RHP — Eric Pardinho, Blue Jays
Wander Franco drew the most raves in the Appalachian League, but Pardinho wasn't far behind. The Brazilian pitched all season as a 17-year-old and dominated, going 5-4, 2.88 with 64 punchouts in 50 innings.

LHP — Brailyn Marquez, Cubs
Marquez made big waves in the Cubs system by throwing an electric fastball touched as high as 98 mph. He coupled the pitch with a potentially plus changeup and an above-average slider, and he stands as the best pitching prospect in a system that has historically failed to grow its own arms.

RHP — Melvin Adon, Giants
Velocity is king, and Adon can blow away just about any hitter with his devastating fastball-slider combination. He stood out in a reliever's role in the Arizona Fall League with 21 strikeouts against just three walks over 12.2 innings.

RHP — Sixto Sanchez, Marlins
Sanchez was the headliner in the deal that sent J.T. Realmuto to the Phillies this past offseason, and he drew raves in the Florida State League despite enduring a season abbreviated by injury. His fastball routinely touches triple-digits and his changeup and slider each rank as potential plus pitches.

LHP — Adrian Morejon, Padres
Ideally, Morejon and MacKenzie Gore would pitch the same inning in the Futures Game, giving Padres a protracted look at two of their top-ranked system's most intriguing arms. Morejon brings a fastball that touches up to 98 mph with ease and pairs it with a plus curveball and above-average changeup.

RHP — Deivi Garcia, Yankees
Garcia drew raves coming into the year for his extremely high-spin curveball, then proceeded to dominate through a quick rise up the ladder. He blitzed the low minors before making a cameo at Double-A Trenton and averaged nearly 13 strikeouts per nine innings along the way.

LHP — Darwinzon Hernandez, Red Sox
Hernandez stands as Boston's best pitching prospect, in part because of the mid-90s fastball he brings from the left side. After a subpar first half of 2018, Hernandez flipped a switch and dominated, resulting in a strong second half. He also struck out 24 in 11.1 innings in the Arizona Fall League.

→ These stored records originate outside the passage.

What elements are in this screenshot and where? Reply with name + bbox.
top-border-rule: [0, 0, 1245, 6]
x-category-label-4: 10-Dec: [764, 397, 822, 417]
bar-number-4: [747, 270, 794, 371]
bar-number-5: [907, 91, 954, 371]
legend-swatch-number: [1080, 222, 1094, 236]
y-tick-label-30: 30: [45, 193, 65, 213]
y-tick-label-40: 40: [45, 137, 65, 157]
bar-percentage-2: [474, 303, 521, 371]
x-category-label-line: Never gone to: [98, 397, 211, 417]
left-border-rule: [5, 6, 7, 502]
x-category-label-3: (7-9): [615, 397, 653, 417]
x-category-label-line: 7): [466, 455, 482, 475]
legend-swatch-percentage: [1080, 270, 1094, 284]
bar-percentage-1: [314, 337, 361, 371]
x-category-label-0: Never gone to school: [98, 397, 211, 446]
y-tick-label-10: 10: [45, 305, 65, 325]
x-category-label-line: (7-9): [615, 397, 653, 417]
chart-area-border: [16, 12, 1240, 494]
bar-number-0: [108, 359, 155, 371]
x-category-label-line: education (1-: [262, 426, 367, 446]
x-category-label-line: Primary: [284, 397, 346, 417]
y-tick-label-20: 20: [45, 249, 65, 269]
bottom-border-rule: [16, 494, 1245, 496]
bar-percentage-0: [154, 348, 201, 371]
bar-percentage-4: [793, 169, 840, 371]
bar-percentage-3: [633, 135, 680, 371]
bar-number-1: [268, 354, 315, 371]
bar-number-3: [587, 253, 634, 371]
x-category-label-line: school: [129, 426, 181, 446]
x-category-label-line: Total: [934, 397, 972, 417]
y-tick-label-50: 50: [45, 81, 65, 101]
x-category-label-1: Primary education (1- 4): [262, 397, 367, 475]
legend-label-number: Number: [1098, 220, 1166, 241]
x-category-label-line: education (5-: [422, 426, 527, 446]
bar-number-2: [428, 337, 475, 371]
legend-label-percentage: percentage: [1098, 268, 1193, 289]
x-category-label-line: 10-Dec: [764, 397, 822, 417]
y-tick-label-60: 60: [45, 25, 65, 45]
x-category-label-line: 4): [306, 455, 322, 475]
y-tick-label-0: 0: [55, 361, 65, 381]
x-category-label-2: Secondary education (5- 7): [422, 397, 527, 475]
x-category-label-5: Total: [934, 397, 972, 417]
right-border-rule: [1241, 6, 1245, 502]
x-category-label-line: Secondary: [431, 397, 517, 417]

RHP — Francisco Morales, Phillies
Morales should make his full-season debut in 2019 with low Class A Lakewood. If he irons out his control issues and shows the same stuff he did with short-season Williamsport—namely a mid-90s fastball and an out-pitch slider—he could earn a spot in this game.

RHP — Bryan Abreu, Astros
Abreu struck out an obscene 90 hitters in 54 innings between short-season and low Class A in 2018, using a low- to mid-90s fastball and a powerful downer curveball to get most of his whiffs. He could easily overpower hitters for an inning in a showcase setting like the Futures Game.

RHP — Luis Escobar, Pirates
A 2017 Futures Gamer, Escobar can bring his fastball into the mid- to upper 90s with hard, riding life up in the zone. He couples the pitch with a sharp, downer curveball and is continuing to develop a changeup. He might be a guy who could blow it out for an inning at the end of the game.